What ever could he mean by, ‘there are millionaires among them’?
Again it was as if Charousek had guessed my thoughts. He pointed to the junk shop next door, where the water was washing off the rust from the old ironware into brownish-red puddles. “Aaron Wassertrum, for example! He’s a millionaire, owns almost a third of the Jewish quarter. Didn’t you know that, Herr Pernath?”
It literally took my breath away. “Aaron Wassertrum?! Aaron Wassertrum from the junk shop a millionaire?!”

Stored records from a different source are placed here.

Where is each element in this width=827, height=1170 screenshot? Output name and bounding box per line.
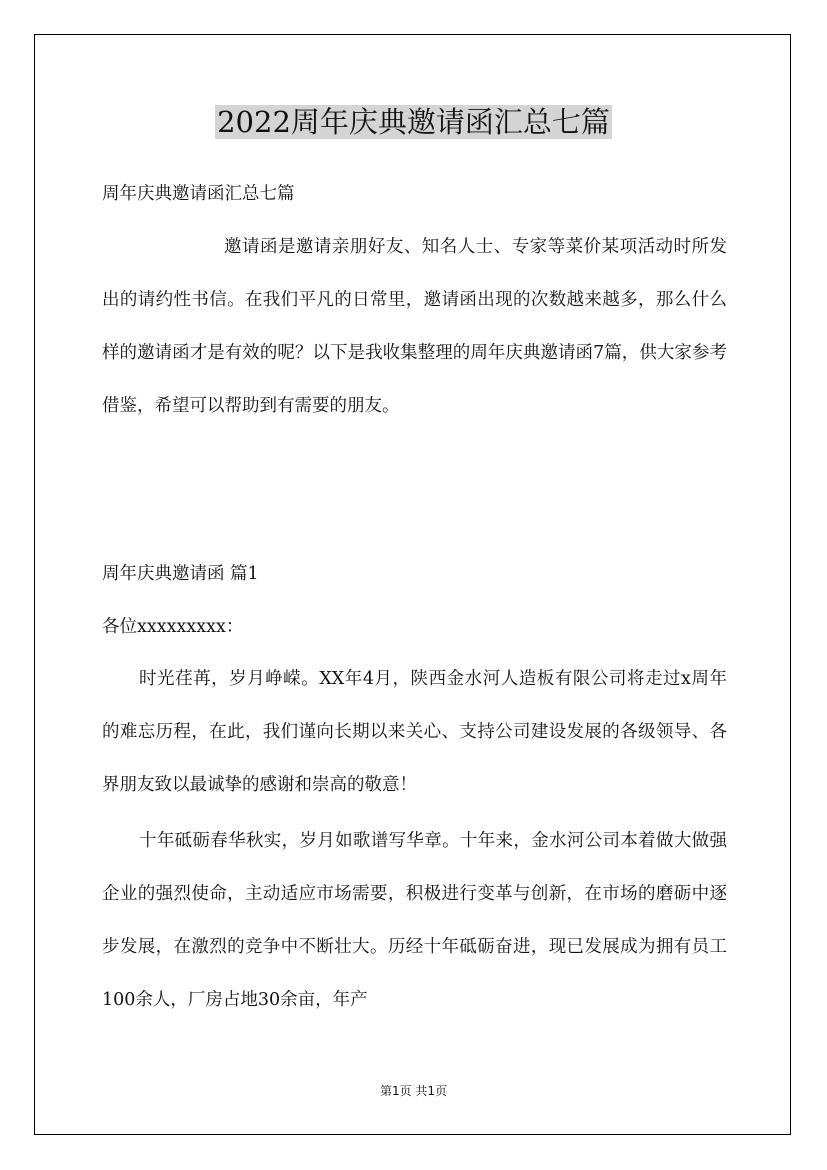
page-footer: 第1页 共1页 (379, 1084, 448, 1098)
salutation: 各位xxxxxxxxx： (102, 617, 244, 637)
section-heading: 周年庆典邀请函 篇1 (102, 564, 259, 584)
body-paragraph-1: 时光荏苒，岁月峥嵘。XX年4月，陕西金水河人造板有限公司将走过x周年的难忘历程，在此，我们谨向长期以来关心、支持公司建设发展的各级领导、各界朋友致以最诚挚的感谢和崇高的敬意！ (102, 669, 727, 795)
document-title (0, 100, 827, 144)
body-paragraph-2: 十年砥砺春华秋实，岁月如歌谱写华章。十年来，金水河公司本着做大做强企业的强烈使命，主动适应市场需要，积极进行变革与创新，在市场的磨砺中逐步发展，在激烈的竞争中不断壮大。历经十年砥砺奋进，现已发展成为拥有员工100余人，厂房占地30余亩，年产 (102, 831, 727, 1010)
document-subtitle: 周年庆典邀请函汇总七篇 (102, 184, 295, 204)
intro-paragraph: 邀请函是邀请亲朋好友、知名人士、专家等菜价某项活动时所发出的请约性书信。在我们平凡的日常里，邀请函出现的次数越来越多，那么什么样的邀请函才是有效的呢？以下是我收集整理的周年庆典邀请函7篇，供大家参考借鉴，希望可以帮助到有需要的朋友。 (102, 237, 727, 416)
document-title-text: 2022周年庆典邀请函汇总七篇 (217, 105, 610, 139)
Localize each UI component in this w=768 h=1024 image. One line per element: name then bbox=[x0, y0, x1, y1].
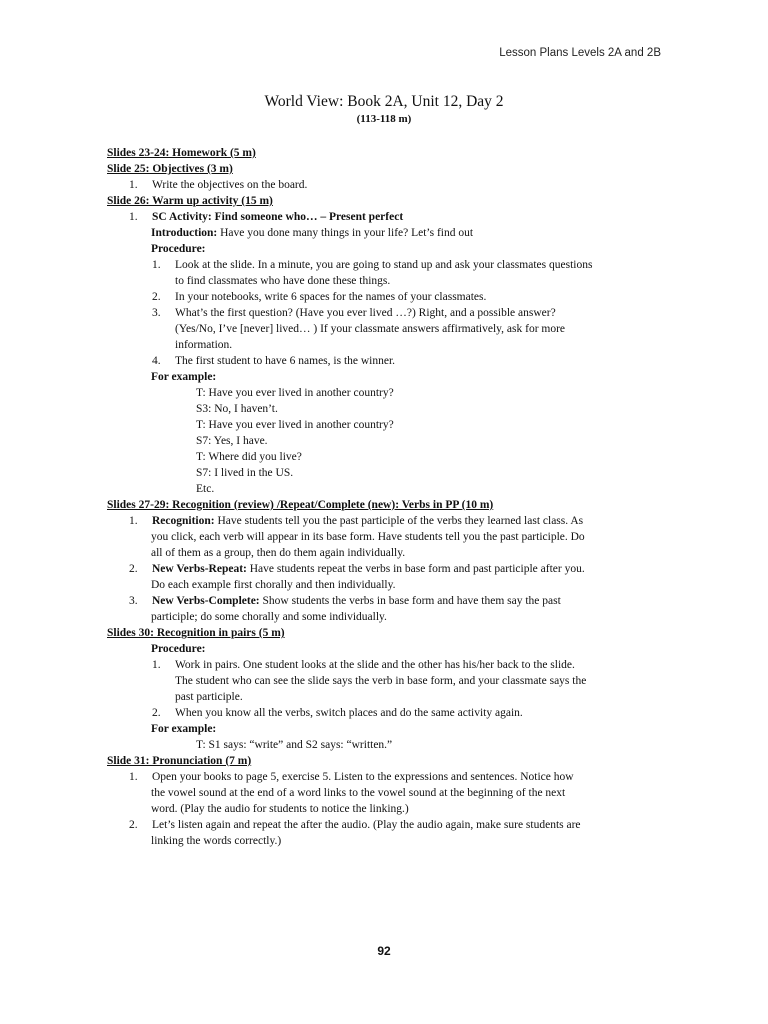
running-header: Lesson Plans Levels 2A and 2B bbox=[499, 47, 661, 59]
list-item: 4. The first student to have 6 names, is the winner. bbox=[152, 355, 396, 367]
list-item-continuation: past participle. bbox=[175, 691, 243, 703]
list-item-continuation: information. bbox=[175, 339, 233, 351]
section-heading-verbs-pp: Slides 27-29: Recognition (review) /Repeat/Complete (new): Verbs in PP (10 m) bbox=[107, 499, 494, 511]
dialogue-line: T: S1 says: “write” and S2 says: “written.” bbox=[196, 739, 393, 751]
list-item: 1. Look at the slide. In a minute, you are going to stand up and ask your classmates questions bbox=[152, 259, 593, 271]
dialogue-line: T: Where did you live? bbox=[196, 451, 302, 463]
for-example-label: For example: bbox=[151, 723, 217, 735]
page-number: 92 bbox=[377, 944, 391, 958]
section-heading-recognition-pairs: Slides 30: Recognition in pairs (5 m) bbox=[107, 627, 285, 639]
section-heading-pronunciation: Slide 31: Pronunciation (7 m) bbox=[107, 755, 252, 767]
list-item: 1. Open your books to page 5, exercise 5. Listen to the expressions and sentences. Notice how bbox=[129, 771, 574, 783]
introduction-line: Introduction: Have you done many things in your life? Let’s find out bbox=[151, 227, 474, 239]
for-example-label: For example: bbox=[151, 371, 217, 383]
list-item-continuation: The student who can see the slide says the verb in base form, and your classmate says the bbox=[175, 675, 587, 687]
list-item: 1. SC Activity: Find someone who… – Present perfect bbox=[129, 211, 404, 223]
list-item-continuation: linking the words correctly.) bbox=[151, 835, 282, 847]
list-item: 1. Work in pairs. One student looks at the slide and the other has his/her back to the slide. bbox=[152, 659, 575, 671]
dialogue-line: T: Have you ever lived in another country? bbox=[196, 419, 394, 431]
dialogue-line: S7: I lived in the US. bbox=[196, 467, 294, 479]
list-item-continuation: all of them as a group, then do them again individually. bbox=[151, 547, 406, 559]
dialogue-line: Etc. bbox=[196, 483, 215, 495]
list-item: 2. In your notebooks, write 6 spaces for the names of your classmates. bbox=[152, 291, 487, 303]
lesson-content bbox=[107, 145, 663, 849]
list-item: 1. Write the objectives on the board. bbox=[129, 179, 308, 191]
dialogue-line: T: Have you ever lived in another country? bbox=[196, 387, 394, 399]
page-title: World View: Book 2A, Unit 12, Day 2 bbox=[264, 93, 504, 110]
list-item-continuation: the vowel sound at the end of a word links to the vowel sound at the beginning of the next bbox=[151, 787, 566, 799]
section-heading-homework: Slides 23-24: Homework (5 m) bbox=[107, 147, 256, 159]
section-heading-objectives: Slide 25: Objectives (3 m) bbox=[107, 163, 233, 175]
list-item-continuation: to find classmates who have done these things. bbox=[175, 275, 391, 287]
list-item-continuation: you click, each verb will appear in its base form. Have students tell you the past participle. Do bbox=[151, 531, 585, 543]
dialogue-line: S3: No, I haven’t. bbox=[196, 403, 278, 415]
list-item: 1. Recognition: Have students tell you the past participle of the verbs they learned last class. As bbox=[129, 515, 584, 527]
list-item-continuation: word. (Play the audio for students to notice the linking.) bbox=[151, 803, 409, 815]
list-item: 2. Let’s listen again and repeat the after the audio. (Play the audio again, make sure students are bbox=[129, 819, 581, 831]
list-item: 2. When you know all the verbs, switch places and do the same activity again. bbox=[152, 707, 523, 719]
list-item-continuation: participle; do some chorally and some individually. bbox=[151, 611, 387, 623]
procedure-label: Procedure: bbox=[151, 643, 206, 655]
list-item: 3. What’s the first question? (Have you ever lived …?) Right, and a possible answer? bbox=[152, 307, 556, 319]
dialogue-line: S7: Yes, I have. bbox=[196, 435, 268, 447]
list-item: 3. New Verbs-Complete: Show students the verbs in base form and have them say the past bbox=[129, 595, 561, 607]
section-heading-warm-up: Slide 26: Warm up activity (15 m) bbox=[107, 195, 273, 207]
list-item: 2. New Verbs-Repeat: Have students repeat the verbs in base form and past participle after you. bbox=[129, 563, 585, 575]
procedure-label: Procedure: bbox=[151, 243, 206, 255]
list-item-continuation: (Yes/No, I’ve [never] lived… ) If your classmate answers affirmatively, ask for more bbox=[175, 323, 566, 335]
list-item-continuation: Do each example first chorally and then individually. bbox=[151, 579, 396, 591]
page-subtitle: (113-118 m) bbox=[356, 113, 412, 125]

“Oh, I know him well”, Charousek went on, determined to tell me the story; it was as if he had just been waiting for me to ask. “I knew his son as well, Dr. Wassory. Have you never heard of him? Dr. Wassory, the eye-specialist? He was famous. Only a year ago the whole city was raving about him, about that great ‘scientist’. No one knew then that he’d changed his name, that he was called Wassertrum before. He used to like to play the unworldly man of science, and if ever the conversation came round to origins, he would modestly intimate, with a few deeply felt but vague words, that his father came from the Ghetto; had to work his way up from the very bottom, you could have no idea of the cares and worries! That kind of thing. Of course! Cares and worries! But whose cares and whose worries, and by what means, that he didn’t say! But I know what the connection with the Ghetto is!”
Charousek grabbed my arm and shook it violently. “Herr Pernath, I’m so poor it’s beyond belief. I have to go about half-naked, like a tramp, – look – and yet I’m a medical student, I’m an educated man!”
At that he tore open his coat, and to my horror I could see that he was wearing neither jacket nor shirt; he had nothing but his bare skin under his coat.
“And I was already as poor as this when I caused the downfall of that monster, the eminent, all-powerful Dr. Wassory, and even today no one knows it was me behind it. In the city people think it was a doctor called Savioli who brought his shady practices to light and drove him to suicide. Savioli was merely my instrument, I tell you! I alone it was who thought up the plan, gathered the material, supplied the evidence; I alone it was who loosened the edifice Dr. Wassory had erected, quietly, imperceptibly, stone by stone, until it only needed the slightest nudge to send it tumbling down – and no money on earth, none of your Ghetto tricks could avert the disaster.
You know, like … like playing chess. Yes, just like playing chess.
And no one knows it was me!
I think there must be nights when Aaron Wassertrum can’t sleep because he is haunted by the thought that there must be someone else – someone he does not know about, someone who is always close by but whom he can’t catch, someone besides Dr.